In June 1968, he crossed the pond to the General Electric Research and Development Center in Schenectady, New York, to take the post of member of the technical staff. He published 16 papers on tunneling, transport in dilute magnetic and liquid metal systems, and super-ionic conduction. One of Michael’s colleagues at GE, Ivar Giaever, was also a runner. Michael, who suffered from chronic back pain, was nevertheless an enthusiastic runner who won many championships. Giaever bet him a dollar that he could not reduce his time from six to five minutes for a mile. Michael trained religiously and on the appointed day missed his goal by only three seconds. To pay his debt, he invited Giaever to his office, produced two exquisite crystal sherry glasses, poured a fine port into both, and delivered the dollar to Giaever with great flourish while they toasted Michael’s ability to run a mile in one minute less than Giaever.

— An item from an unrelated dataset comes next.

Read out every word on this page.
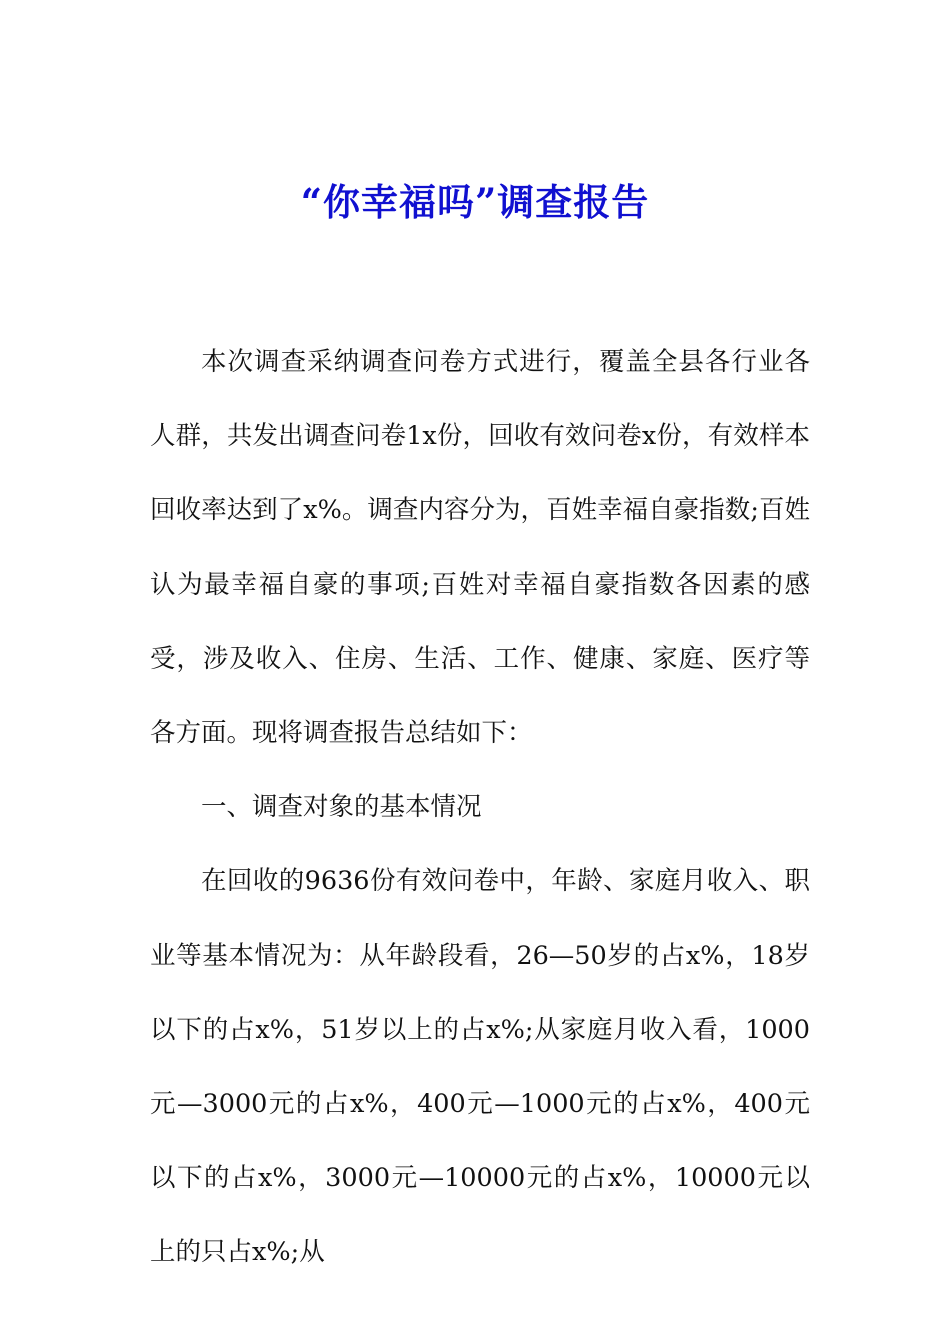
“你幸福吗”调查报告

本次调查采纳调查问卷方式进行，覆盖全县各行业各人群，共发出调查问卷1x份，回收有效问卷x份，有效样本回收率达到了x%。调查内容分为，百姓幸福自豪指数;百姓认为最幸福自豪的事项;百姓对幸福自豪指数各因素的感受，涉及收入、住房、生活、工作、健康、家庭、医疗等各方面。现将调查报告总结如下：

一、调查对象的基本情况

在回收的9636份有效问卷中，年龄、家庭月收入、职业等基本情况为：从年龄段看，26—50岁的占x%，18岁以下的占x%，51岁以上的占x%;从家庭月收入看，1000元—3000元的占x%，400元—1000元的占x%，400元以下的占x%，3000元—10000元的占x%，10000元以上的只占x%;从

In 1971, Michael returned to Europe to take a position as a member of the technical staff with the Brown Boveri Labs in Baden, Switzerland. There, he expanded his work on Fermi liquids and ionic conductors and began new research on quasi-1D conductors. During the next few years, he acquired a new set of coauthors, most notably J. Bernasconi, G. A. Toombs, and S. Strässler. His work with Strässler on Peierls transitions in quasi-1D metals is particularly well known.
One of us (Duke) successfully recruited Michael in 1974 to join an active research effort on organic quasi-1D metals at the Xerox Research Center in Webster, New York. At Xerox, Michael made pioneering contributions: He extended the theory of Peierls and charge-density-wave transitions to organic solids. With Duke and Nunzio Lipari, he expanded the theory to include electron interactions with the intramolecular vibrations that characterize quasi-1D materials such as the charge-transfer salt TEA-(TCNQ)2. His original paper on solitons in doped polyacetylene (published in 1979 in the Physics Letters), followed soon after by the papers of S. A. Brazovskii and W. P. Su, and Bob Schrieffer and Alan Heeger, formed the theoretical foundation for much new physics. Michael and many others helped develop the field of conducting polymers; work in this field was recognized by the Nobel Prize in Chemistry in 2000 to Heeger, Alan MacDiarmid, and Hideki Shirakawa.
Because of his chronic back pain, the standard-issue office furniture at Xerox never satisfied Michael. He imported his own rocking chair, but remained intensely dissatisfied with the beautiful table that management had provided for his office. Thus, over a weekend, the controller of the group for which Michael worked—and who managed many tens of millions of dollars daily—went into the office and personally sawed off the legs of the table to meet Michael’s specifications.
Later in his 24-year tenure with Xerox, Michael developed novel models of superconductivity in layered high-temperature superconductors and in doped fullerenes. In 1998, he retired from Xerox and embarked on a career as a university professor in Europe. He spent a year in Dresden, Germany, as a Humboldt fellow, collaborating with Joerg Fink, and a year in Groningen, the Netherlands, as a professor of materials science.
Michael never gave up actively doing physics. Until shortly before his death, he worked on doped fullerenes, phenylene-based polymers, magnetism in the Hubbard model, and novel excitonic states in polymers.
Michael has now run his last race. He is remembered as a charming, eccentric, and devoted physicist.